Liz Gilbert thinks about creativity in Big Ways.  In Extremes.  When Liz Gilbert talks about creativity and getting ideas, she labels it as Magic.  “Like, in the Hogwarts sense.”

This is not where we disagree.  Because I would be the last person to tell you that creativity isn’t magical and magic itself, because it totally is.

But consider this excerpt from Elizabeth Gilbert’s magnificent book, Big Magic:

When he told me this story–especially the part about the jungle swallowing up the machines–chills ran up my arms.  The hairs on the back of my neck stood up for an instant, and I felt a little sick, a little dizzy.  I felt like I was falling in love, or had just heard alarming news, or was looking over a precipice at something beautiful and mesmerizing, but dangerous.

I’d experienced these symptoms before, so I knew immediately what was going on.  Such an intense emotional and physiological reaction doesn’t strike me often, but it happens enough (and is consistent enough with symptoms reported by people all over the world, all throughout history) that I believe I can confidently call it by its name: inspiration.

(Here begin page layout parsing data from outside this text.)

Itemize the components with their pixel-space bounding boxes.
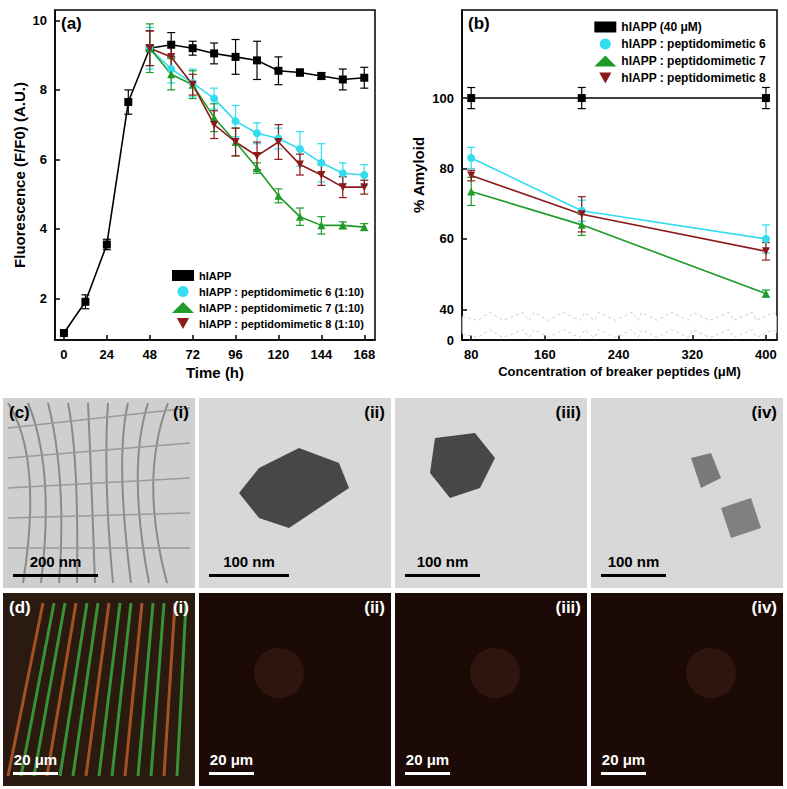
- svg-text:(i): (i): [173, 598, 189, 617]
- svg-text:20 μm: 20 μm: [602, 751, 645, 768]
- svg-text:(ii): (ii): [364, 403, 385, 422]
- svg-text:0: 0: [60, 347, 67, 362]
- svg-text:20 μm: 20 μm: [406, 751, 449, 768]
- svg-text:120: 120: [268, 347, 290, 362]
- svg-text:240: 240: [608, 347, 630, 362]
- svg-text:48: 48: [143, 347, 157, 362]
- svg-text:(iv): (iv): [752, 403, 778, 422]
- svg-text:(i): (i): [173, 403, 189, 422]
- svg-text:100 nm: 100 nm: [417, 553, 469, 570]
- svg-text:10: 10: [33, 13, 47, 28]
- svg-text:hIAPP: hIAPP: [199, 270, 231, 282]
- svg-text:(a): (a): [61, 14, 82, 33]
- svg-text:(iv): (iv): [752, 598, 778, 617]
- svg-text:72: 72: [185, 347, 199, 362]
- svg-text:24: 24: [100, 347, 115, 362]
- svg-text:(iii): (iii): [556, 598, 582, 617]
- svg-text:hIAPP : peptidomimetic 6: hIAPP : peptidomimetic 6: [621, 37, 766, 51]
- svg-text:(d): (d): [9, 598, 31, 617]
- svg-text:hIAPP : peptidomimetic 7: hIAPP : peptidomimetic 7: [621, 54, 766, 68]
- svg-text:60: 60: [440, 231, 454, 246]
- svg-text:Fluorescence (F/F0) (A.U.): Fluorescence (F/F0) (A.U.): [11, 82, 28, 268]
- svg-text:hIAPP : peptidomimetic 7 (1:10: hIAPP : peptidomimetic 7 (1:10): [199, 302, 364, 314]
- svg-text:hIAPP : peptidomimetic 8: hIAPP : peptidomimetic 8: [621, 71, 766, 85]
- svg-text:160: 160: [534, 347, 556, 362]
- svg-text:(ii): (ii): [364, 598, 385, 617]
- svg-text:100 nm: 100 nm: [223, 553, 275, 570]
- svg-text:4: 4: [40, 221, 48, 236]
- svg-text:(c): (c): [9, 403, 30, 422]
- svg-text:20 μm: 20 μm: [210, 751, 253, 768]
- svg-text:144: 144: [311, 347, 333, 362]
- svg-text:Concentration of breaker pepti: Concentration of breaker peptides (μM): [498, 364, 741, 379]
- svg-text:80: 80: [440, 161, 454, 176]
- svg-text:100 nm: 100 nm: [608, 553, 660, 570]
- svg-text:2: 2: [40, 291, 47, 306]
- svg-text:200 nm: 200 nm: [30, 553, 82, 570]
- svg-text:96: 96: [228, 347, 242, 362]
- svg-text:(b): (b): [468, 14, 490, 33]
- svg-text:320: 320: [681, 347, 703, 362]
- svg-text:6: 6: [40, 152, 47, 167]
- svg-text:% Amyloid: % Amyloid: [410, 137, 427, 213]
- svg-text:(iii): (iii): [556, 403, 582, 422]
- svg-text:Time (h): Time (h): [186, 364, 244, 381]
- svg-text:40: 40: [440, 302, 454, 317]
- svg-text:hIAPP : peptidomimetic 6 (1:10: hIAPP : peptidomimetic 6 (1:10): [199, 286, 364, 298]
- svg-text:hIAPP (40 μM): hIAPP (40 μM): [621, 20, 701, 34]
- svg-text:8: 8: [40, 82, 47, 97]
- svg-text:80: 80: [464, 347, 478, 362]
- svg-text:400: 400: [755, 347, 777, 362]
- svg-text:168: 168: [353, 347, 375, 362]
- svg-text:100: 100: [432, 91, 454, 106]
- svg-text:0: 0: [447, 333, 454, 348]
- svg-text:20 μm: 20 μm: [14, 751, 57, 768]
- svg-text:hIAPP : peptidomimetic 8 (1:10: hIAPP : peptidomimetic 8 (1:10): [199, 318, 364, 330]
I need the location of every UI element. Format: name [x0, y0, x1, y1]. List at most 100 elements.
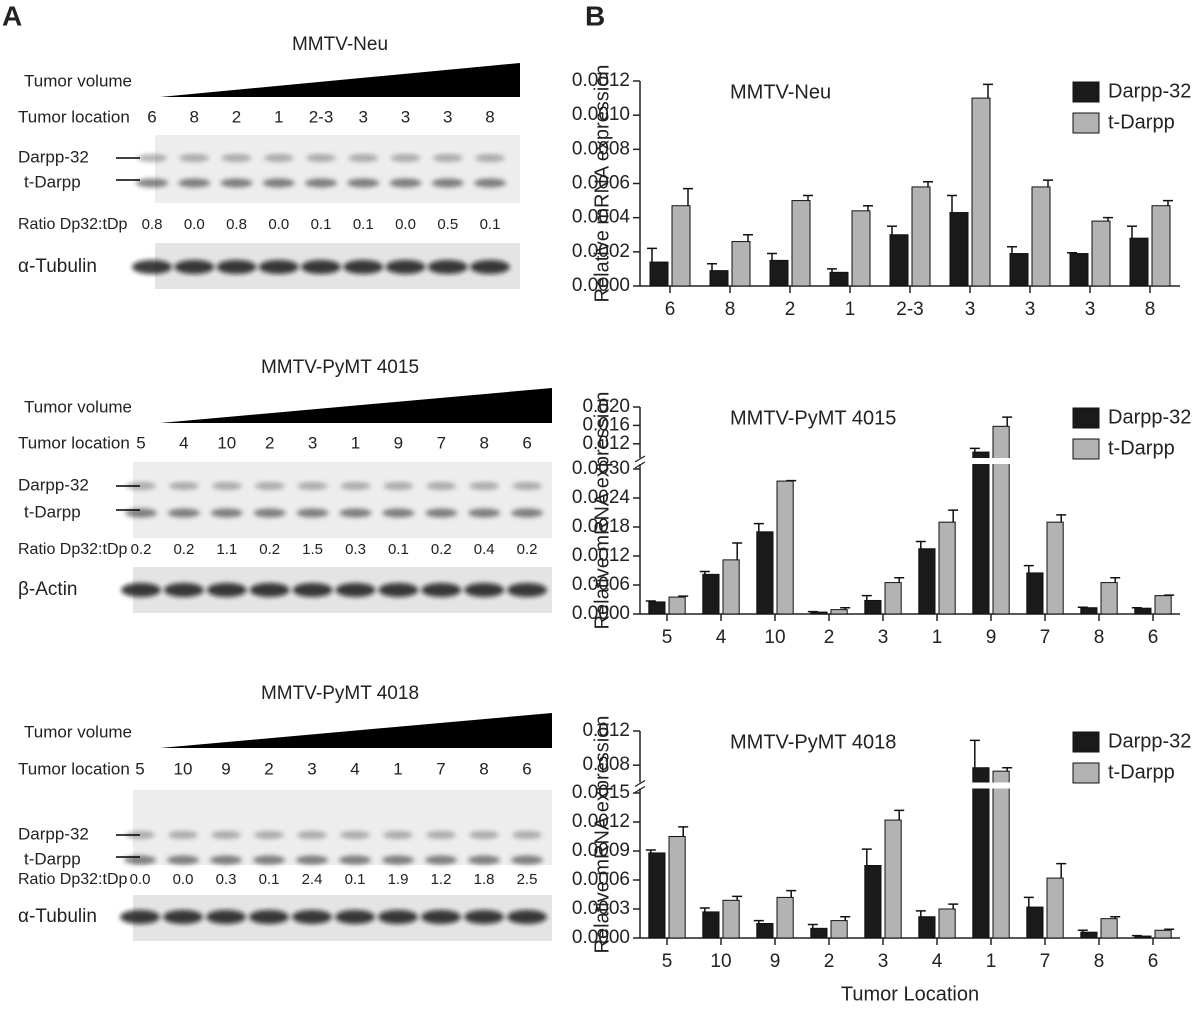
error-bar — [1110, 577, 1121, 583]
error-bar — [1056, 514, 1067, 523]
band — [468, 855, 500, 865]
bar — [830, 920, 848, 939]
bar — [668, 596, 686, 615]
bar — [889, 234, 909, 287]
lane-label: 8 — [485, 107, 494, 126]
blot-image — [133, 790, 552, 865]
legend-label: Darpp-32 — [1108, 406, 1191, 428]
error-bar — [807, 923, 818, 929]
x-tick-label: 4 — [716, 627, 727, 648]
error-bar — [1067, 251, 1077, 254]
bar — [769, 259, 789, 287]
band — [249, 910, 289, 924]
error-bar — [894, 809, 905, 821]
error-bar — [803, 194, 813, 201]
bar — [702, 911, 720, 939]
band — [174, 260, 215, 274]
lane-label: 6 — [147, 107, 156, 126]
ratio-value: 0.0 — [184, 216, 205, 233]
band — [507, 910, 547, 924]
x-tick-label: 10 — [764, 627, 785, 648]
bar — [830, 609, 848, 615]
bar — [938, 908, 956, 939]
band — [469, 831, 499, 839]
band — [221, 154, 252, 162]
x-tick-label: 6 — [1148, 627, 1159, 648]
band — [292, 583, 333, 597]
bar — [810, 927, 828, 939]
y-tick-label: 0.012 — [582, 720, 630, 741]
bar — [756, 923, 774, 939]
error-bar — [840, 915, 851, 921]
lane-label: 4 — [179, 433, 188, 452]
band — [167, 508, 200, 518]
error-bar — [1164, 928, 1175, 931]
ratio-value: 0.1 — [388, 541, 409, 558]
ratio-value: 1.2 — [431, 871, 452, 888]
x-tick-label: 4 — [932, 951, 943, 972]
lane-label: 2 — [265, 433, 274, 452]
band — [258, 260, 299, 274]
location-label: Tumor location — [18, 759, 130, 778]
error-bar — [863, 204, 873, 211]
bar — [791, 200, 811, 287]
band — [425, 508, 458, 518]
y-tick-label: 0.0006 — [572, 574, 630, 595]
y-tick-label: 0.0003 — [572, 898, 630, 919]
y-tick-label: 0.0015 — [572, 782, 630, 803]
location-label: Tumor location — [18, 433, 130, 452]
error-bar — [707, 263, 717, 271]
bar — [971, 97, 991, 287]
y-tick-label: 0.012 — [582, 433, 630, 454]
ratio-value: 1.1 — [216, 541, 237, 558]
lane-label: 10 — [174, 759, 193, 778]
x-tick-label: 1 — [932, 627, 943, 648]
lane-label: 8 — [190, 107, 199, 126]
band — [425, 855, 457, 865]
bar — [1080, 607, 1098, 615]
bar — [648, 601, 666, 615]
x-tick-label: 9 — [770, 951, 781, 972]
band — [347, 178, 380, 188]
lane-label: 6 — [522, 433, 531, 452]
x-tick-label: 10 — [710, 951, 731, 972]
y-tick-label: 0.0002 — [572, 241, 630, 262]
bar — [851, 210, 871, 287]
axis-break-mark — [634, 455, 646, 469]
error-bar — [923, 181, 933, 187]
y-tick-label: 0.0010 — [572, 104, 630, 125]
bar — [972, 451, 990, 615]
error-bar — [947, 194, 957, 213]
lane-label: 8 — [479, 433, 488, 452]
x-tick-label: 6 — [1148, 951, 1159, 972]
band — [390, 154, 421, 162]
error-bar — [647, 247, 657, 263]
band — [253, 855, 285, 865]
error-bar — [969, 447, 980, 453]
band — [383, 831, 413, 839]
y-tick-label: 0.0012 — [572, 811, 630, 832]
blot-title: MMTV-PyMT 4018 — [261, 683, 419, 704]
ratio-value: 0.3 — [216, 871, 237, 888]
band — [249, 583, 290, 597]
error-bar — [678, 826, 689, 837]
band — [340, 482, 371, 490]
bar — [1031, 186, 1051, 287]
y-tick-label: 0.0006 — [572, 869, 630, 890]
band — [432, 154, 463, 162]
x-tick-label: 1 — [986, 951, 997, 972]
legend-swatch — [1072, 438, 1100, 460]
error-bar — [1103, 216, 1113, 222]
band — [206, 583, 247, 597]
marker-label: t-Darpp — [24, 502, 81, 521]
lane-label: 3 — [443, 107, 452, 126]
ratio-value: 0.5 — [437, 216, 458, 233]
x-tick-label: 3 — [1085, 299, 1096, 320]
error-bar — [683, 187, 693, 206]
x-tick-label: 2 — [824, 627, 835, 648]
error-bar — [645, 600, 656, 602]
y-tick-label: 0.0024 — [572, 487, 631, 508]
bar — [1091, 220, 1111, 287]
error-bar — [1056, 862, 1067, 879]
bar — [1026, 906, 1044, 939]
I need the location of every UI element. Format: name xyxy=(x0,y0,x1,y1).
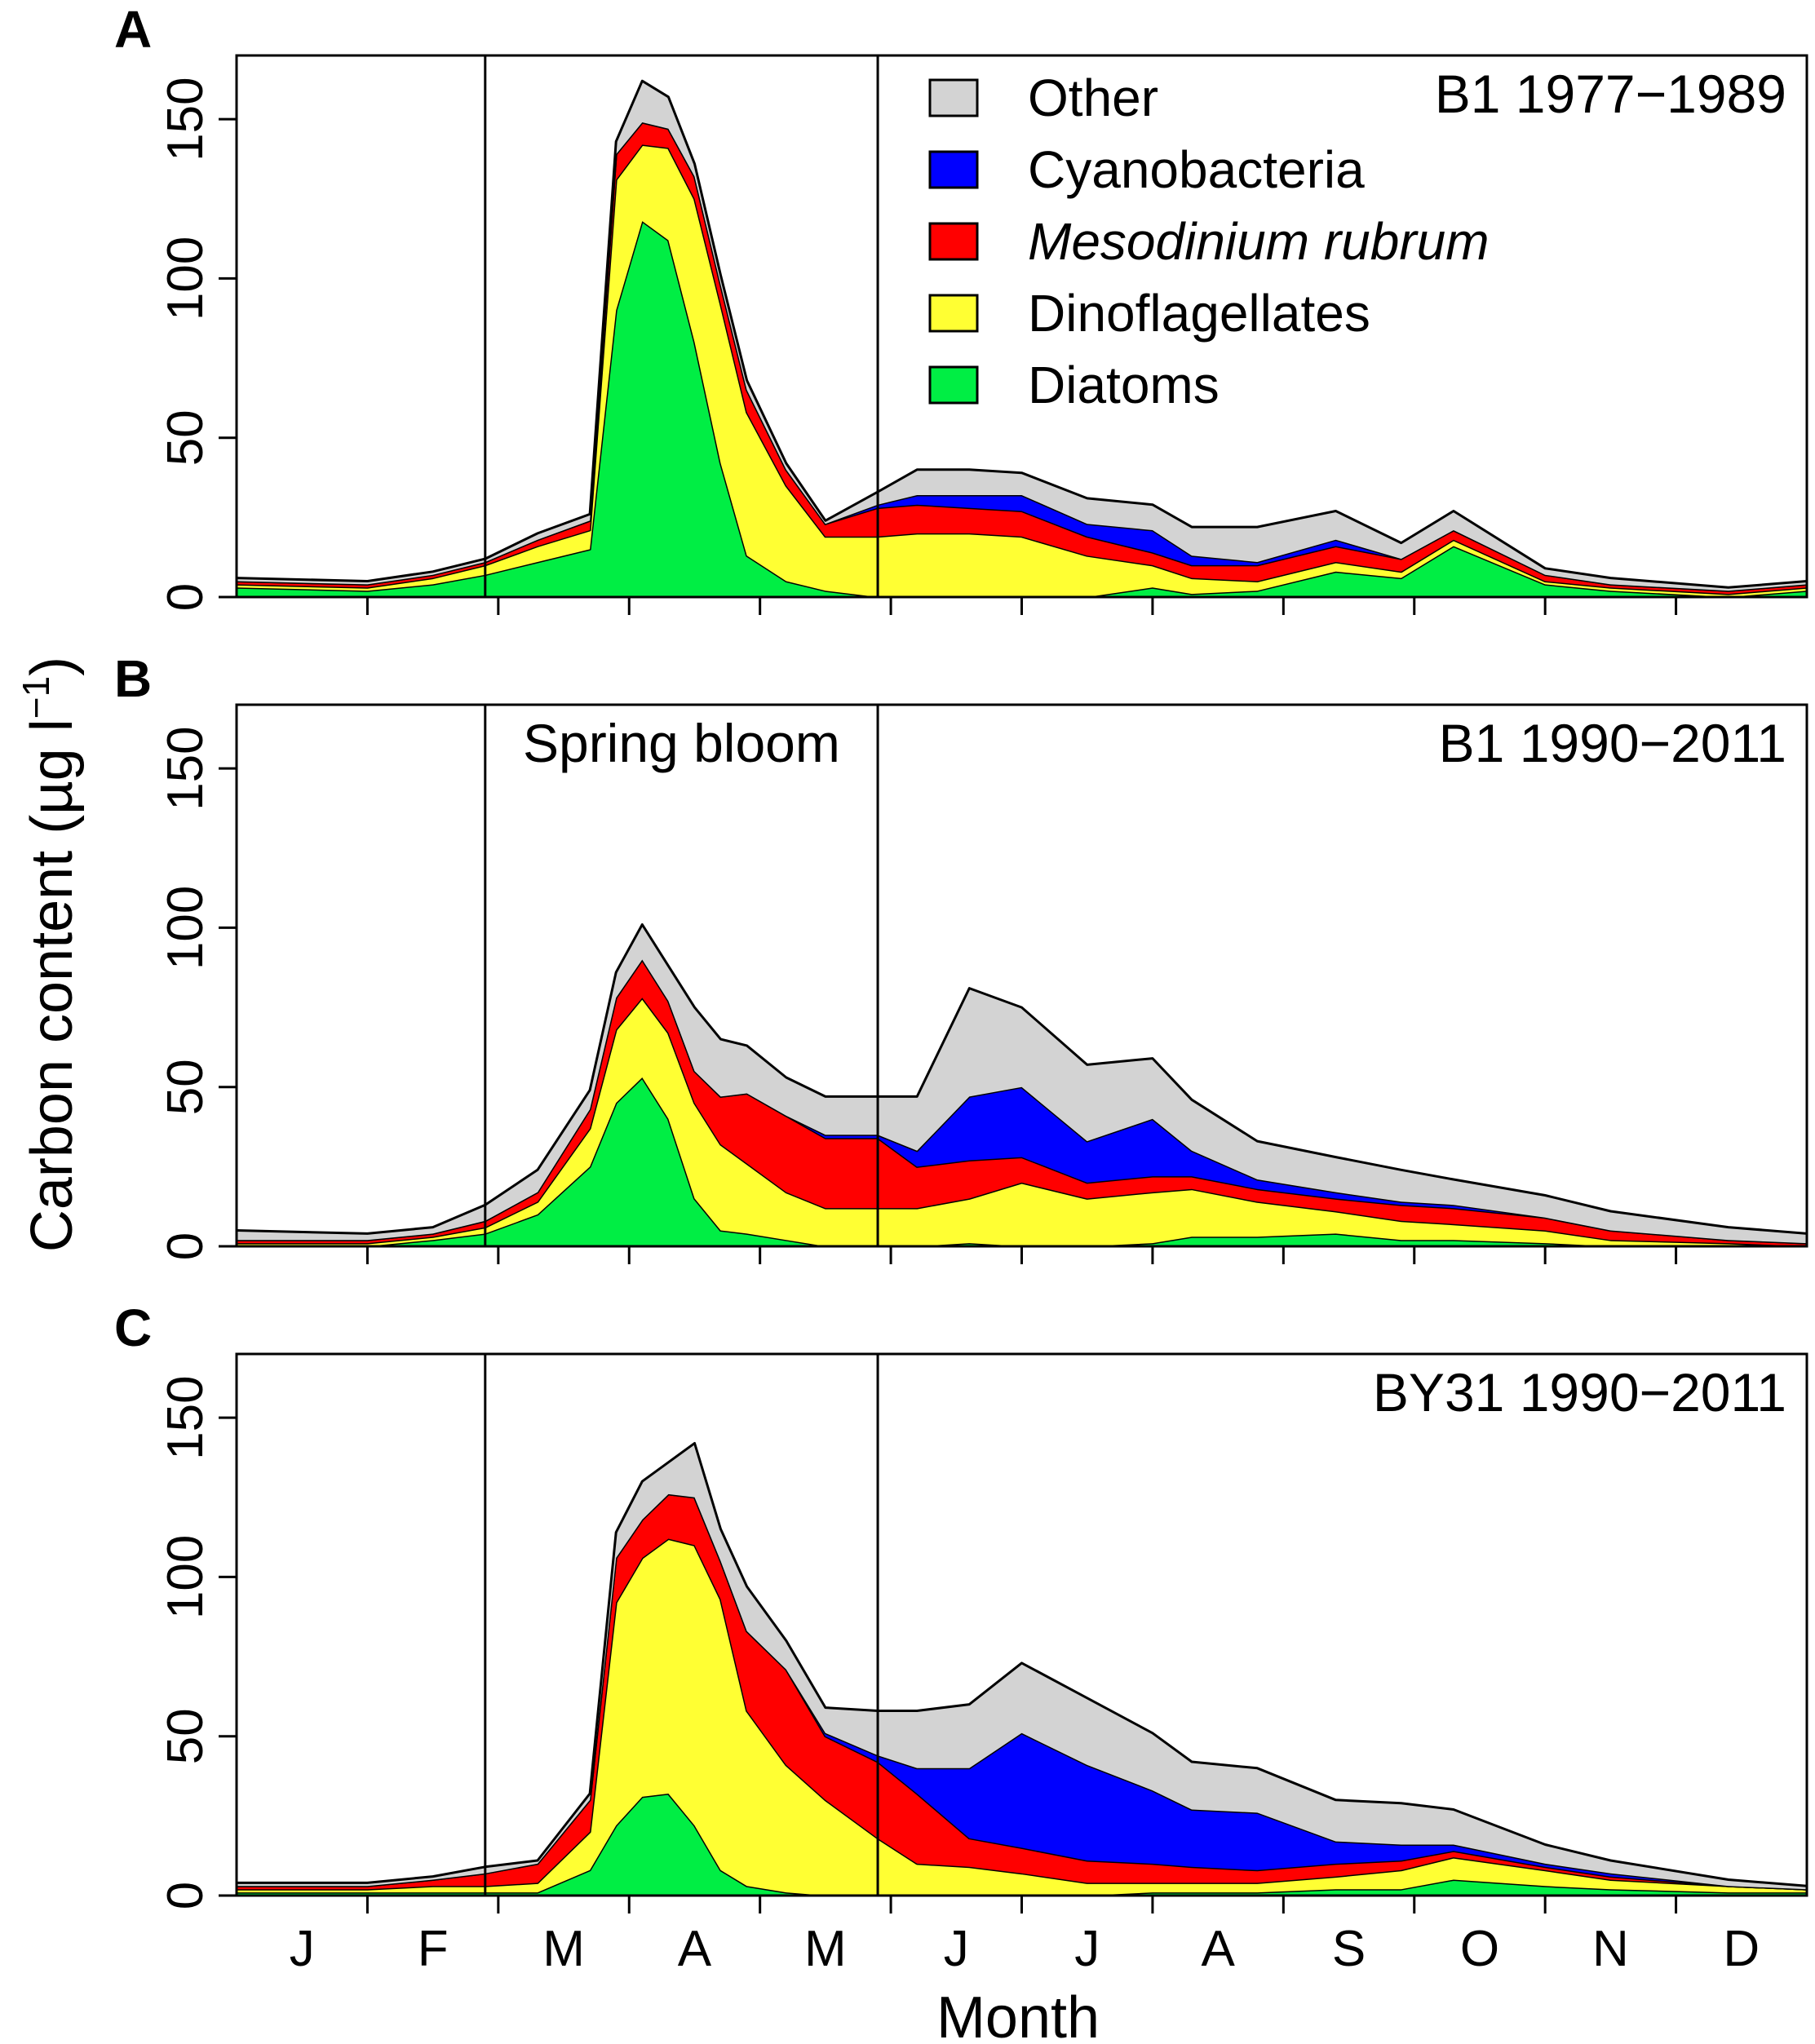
month-label: J xyxy=(1074,1921,1100,1977)
month-label: M xyxy=(804,1921,847,1977)
y-tick-label: 50 xyxy=(157,1708,214,1764)
month-label: A xyxy=(1201,1921,1235,1977)
y-axis-title-close: ) xyxy=(20,657,85,676)
y-tick-label: 150 xyxy=(157,77,214,161)
area-other xyxy=(237,924,1807,1244)
area-diatoms xyxy=(237,221,1807,597)
month-label: O xyxy=(1460,1921,1499,1977)
area-cyanobacteria xyxy=(237,122,1807,591)
area-dinoflagellates xyxy=(237,144,1807,597)
area-diatoms xyxy=(237,1077,1807,1246)
legend-swatch-other xyxy=(928,78,979,117)
legend-label-mesodinium-rubrum: Mesodinium rubrum xyxy=(1028,212,1490,271)
area-cyanobacteria xyxy=(237,1493,1807,1890)
y-tick-label: 0 xyxy=(157,1882,214,1909)
y-axis-title-main: Carbon content (µg l xyxy=(20,719,85,1252)
spring-bloom-label: Spring bloom xyxy=(523,713,840,773)
panel-letter: C xyxy=(114,1299,152,1357)
y-tick-label: 100 xyxy=(157,237,214,321)
legend-swatch-diatoms xyxy=(928,365,979,405)
y-axis-title-exponent: −1 xyxy=(15,676,57,719)
legend-swatch-mesodinium-rubrum xyxy=(928,222,979,261)
y-tick-label: 50 xyxy=(157,1059,214,1115)
area-diatoms xyxy=(237,1794,1807,1896)
area-cyanobacteria xyxy=(237,959,1807,1244)
legend-label-other: Other xyxy=(1028,69,1158,127)
legend: Other Cyanobacteria Mesodinium rubrum Dinof… xyxy=(928,69,1490,414)
legend-label-dinoflagellates: Dinoflagellates xyxy=(1028,284,1370,343)
legend-label-diatoms: Diatoms xyxy=(1028,356,1220,414)
month-label: J xyxy=(944,1921,969,1977)
legend-label-cyanobacteria: Cyanobacteria xyxy=(1028,140,1365,199)
x-axis-title: Month xyxy=(936,1985,1100,2044)
panel-letter: B xyxy=(114,649,152,708)
y-tick-label: 0 xyxy=(157,583,214,611)
y-tick-label: 150 xyxy=(157,1375,214,1459)
area-dinoflagellates xyxy=(237,1538,1807,1896)
month-label: M xyxy=(542,1921,585,1977)
month-label: A xyxy=(678,1921,712,1977)
y-tick-label: 150 xyxy=(157,726,214,810)
month-label: N xyxy=(1592,1921,1629,1977)
y-tick-label: 100 xyxy=(157,1535,214,1619)
y-axis-title: Carbon content (µg l−1) xyxy=(15,657,85,1252)
legend-swatch-dinoflagellates xyxy=(928,294,979,333)
area-other xyxy=(237,81,1807,591)
area-dinoflagellates xyxy=(237,998,1807,1246)
y-tick-label: 50 xyxy=(157,409,214,466)
panel-title: BY31 1990−2011 xyxy=(1373,1362,1786,1422)
area-other xyxy=(237,1443,1807,1890)
y-tick-label: 0 xyxy=(157,1232,214,1260)
month-label: J xyxy=(290,1921,315,1977)
month-label: F xyxy=(418,1921,449,1977)
panel-letter: A xyxy=(114,0,152,59)
panel-title: B1 1990−2011 xyxy=(1439,713,1786,773)
panel-title: B1 1977−1989 xyxy=(1435,64,1786,124)
month-label: S xyxy=(1332,1921,1366,1977)
month-label: D xyxy=(1723,1921,1760,1977)
y-tick-label: 100 xyxy=(157,886,214,970)
legend-swatch-cyanobacteria xyxy=(928,150,979,189)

This is what it feels like when an idea comes to you.

Disclaimer: I know that I’m going to be putting too fine a point on it here, but here it is.

I agree with a great deal of this statement, because it has happened to me several times, once very vividly, when I got the idea for my epic middle grade series and, in the space of a very intense minute, I could see the entire story laid out in front of me, and it felt like my brain was going to ooze out of my ears.

But I’ll be honest.  I feel just a smidge left out here, because I don’t tend to get Struck like this.  Maybe back when I was a teenager, and I’d run off after any idea with a pretty enough face, but I learned not to chase those ideas, or to give them as much time as I was, because I couldn’t hunker down for the long haul and that’s not fair to the idea or to me.

Inspiration has become subtler and subtler to me over the years.  It isn’t as electrifying or, dare I say, magical.  When I get an idea for a story, I don’t know that it’s going to become a Thing because they tend to come to me the same as any other idea.  Finding an Idea that I’m going to turn into a Story is, for me, like sifting for gold.  I paw through the ideas that are kind of ordinary and dull until I find something shiny.  It may be half-buried in muck with dirt all in the crevices that’ll be a bitch to get out, but it glints with promise under the scorching sun.

All that being said, I kind of like the way Liz Gilbert gets ideas.  It sounds practically orgasmic, and hey, I’ve been kind of tense lately.